I know this is old, but I ran into this as well when upgrading from v6.5 to v7.0 U3 so I figured I'd post this in case it helps anyone else who comes across this. The article the OP posted links to another article that describes a fix for this issue (https://kb.vmware.com/s/article/2050273), however this didn't help for me because I didn't have duplicates of the vcenterserver service registration (which is the only type of service that the article tells you how to check for). However when I re-ran lstool.py as described in the article but without the --type parameter (to show all service registrations of all types) it showed that I actually had a duplicate cs.identity service. Another place where you could find details on which service is the duplicate would be in the /var/log/vmware/upgrade/requirements-upgrade-runner.log file on the appliance (search for "duplicates").

Apparently this can happen when you have a system that was previously on v6.0 and was then upgraded to v6.5 or v6.7 (after seeing this I checked another instance that had upgraded from v6.0 to v6.7 and indeed it had the same issue) - I haven't found this documented anywhere really other than a hint that it may have been mentioned in a presentation from VMworld 2019. From reading various threads, it seems many people just click through this warning and upgrade anyway and it goes fine, but you never know if it might come back later to cause some weird/hard-to-troubleshoot issue so I figured I should try to fix it.

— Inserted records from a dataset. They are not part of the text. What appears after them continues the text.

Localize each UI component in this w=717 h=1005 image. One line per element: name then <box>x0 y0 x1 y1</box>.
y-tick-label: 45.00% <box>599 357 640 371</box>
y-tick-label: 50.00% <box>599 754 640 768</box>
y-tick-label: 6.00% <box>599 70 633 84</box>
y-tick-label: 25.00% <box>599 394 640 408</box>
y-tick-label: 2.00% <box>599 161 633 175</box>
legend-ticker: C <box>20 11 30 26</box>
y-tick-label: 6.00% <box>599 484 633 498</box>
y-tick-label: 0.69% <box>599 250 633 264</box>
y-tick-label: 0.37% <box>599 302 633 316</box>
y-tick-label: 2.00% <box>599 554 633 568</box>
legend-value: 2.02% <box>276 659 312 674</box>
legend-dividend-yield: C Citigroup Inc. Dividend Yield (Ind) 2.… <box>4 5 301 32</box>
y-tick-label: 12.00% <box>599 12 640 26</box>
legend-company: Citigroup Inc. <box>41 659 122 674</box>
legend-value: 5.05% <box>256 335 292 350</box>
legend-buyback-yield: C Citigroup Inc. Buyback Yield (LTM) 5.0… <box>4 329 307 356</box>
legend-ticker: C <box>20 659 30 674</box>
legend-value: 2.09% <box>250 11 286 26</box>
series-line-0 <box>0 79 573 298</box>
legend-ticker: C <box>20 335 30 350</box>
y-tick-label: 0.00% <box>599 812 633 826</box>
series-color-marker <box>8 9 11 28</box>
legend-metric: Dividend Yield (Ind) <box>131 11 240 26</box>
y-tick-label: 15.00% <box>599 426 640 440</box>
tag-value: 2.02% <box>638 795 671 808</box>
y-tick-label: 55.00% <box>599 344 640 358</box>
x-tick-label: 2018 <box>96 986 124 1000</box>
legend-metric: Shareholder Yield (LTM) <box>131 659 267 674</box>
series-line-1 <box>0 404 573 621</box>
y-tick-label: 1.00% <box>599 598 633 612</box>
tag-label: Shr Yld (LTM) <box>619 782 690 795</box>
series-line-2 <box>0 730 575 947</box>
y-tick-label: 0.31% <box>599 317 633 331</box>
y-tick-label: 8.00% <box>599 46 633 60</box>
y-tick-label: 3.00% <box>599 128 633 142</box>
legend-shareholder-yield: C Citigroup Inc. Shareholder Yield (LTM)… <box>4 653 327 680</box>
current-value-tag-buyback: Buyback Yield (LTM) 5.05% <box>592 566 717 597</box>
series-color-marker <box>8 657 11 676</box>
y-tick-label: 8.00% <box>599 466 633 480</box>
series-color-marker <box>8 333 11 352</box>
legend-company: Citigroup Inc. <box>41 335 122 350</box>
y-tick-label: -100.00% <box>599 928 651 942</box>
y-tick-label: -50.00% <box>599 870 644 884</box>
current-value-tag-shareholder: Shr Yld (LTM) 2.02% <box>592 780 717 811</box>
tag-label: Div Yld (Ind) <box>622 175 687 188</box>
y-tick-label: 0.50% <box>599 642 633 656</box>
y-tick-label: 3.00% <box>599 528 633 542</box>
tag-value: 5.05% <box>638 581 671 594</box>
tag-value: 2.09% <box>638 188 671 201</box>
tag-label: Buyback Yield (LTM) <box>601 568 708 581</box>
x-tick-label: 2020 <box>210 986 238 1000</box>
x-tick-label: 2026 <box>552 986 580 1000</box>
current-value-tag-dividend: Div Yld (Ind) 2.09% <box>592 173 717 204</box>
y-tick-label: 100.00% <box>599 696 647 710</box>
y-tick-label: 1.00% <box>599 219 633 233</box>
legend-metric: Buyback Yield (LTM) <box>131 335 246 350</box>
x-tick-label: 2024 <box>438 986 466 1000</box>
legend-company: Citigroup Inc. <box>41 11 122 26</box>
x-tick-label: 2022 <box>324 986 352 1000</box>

So in any case, I had to unregister one of them to resolve the issue. The question is - how to know which one to unregister? Well I happened to have another instance that had been originally deployed at v6.7 and later upgraded to v7 (therefore it was not subject to this issue), and I checked the service list on that (via lstool.py) and confirmed what the "correct" instance of the cs.identity service should be on a v7 VCSA. If you look closely at the two instances on the problem VCSA, you'll notice (from the lstool.py output) that one has two extra endpoints beginning with /idm and /openidconnect (e.g. https://vcsa-fqdn/idm and https://vcsa-fqdn/openidconnect/...) which the other instance does not. From checking the "clean" v7 box I was able to see that the instance with the /idm and /openidconnect endpoints present on it was the "correct" instance of this service that should be running on a v7 VCSA (on a VCSA that was originally deployed from v6.7 or later it would be the only cs.identity instance). Therefore I could deduce that the other instance, without those two endpoints, is the one that needed unregistering from my problem VCSA. To be safe, I first backed up the service registration to a "spec file" so I could try to restore it in case something blows up:

/usr/lib/vmidentity/tools/scripts/lstool.py get --url https://localhost/lookupservice/sdk --id "[serviceID]" --no-check-cert --as-spec > /tmp/old_cs.identity_service_spec.txt 2>/dev/null

Then I unregistered it w/ lstool.py using a command like so:

/usr/lib/vmidentity/tools/scripts/lstool.py unregister --url https://localhost/lookupservice/sdk --id "[serviceID]" --user 'administrator@vsphere.local' --password '[password]' --no-check-cert 2>/dev/null

[serviceID] here should be the ID of the cs.identity service registration that you want to remove (the one without the extra endpoints I mentioned) and [password] is your administrator@vsphere.local account password. If successful it should return no output. You can then use it to list all services again and should see that you have only one instance of the cs.identity service now, and if you re-run the upgrade pre-check you shouldn't get the warning anymore.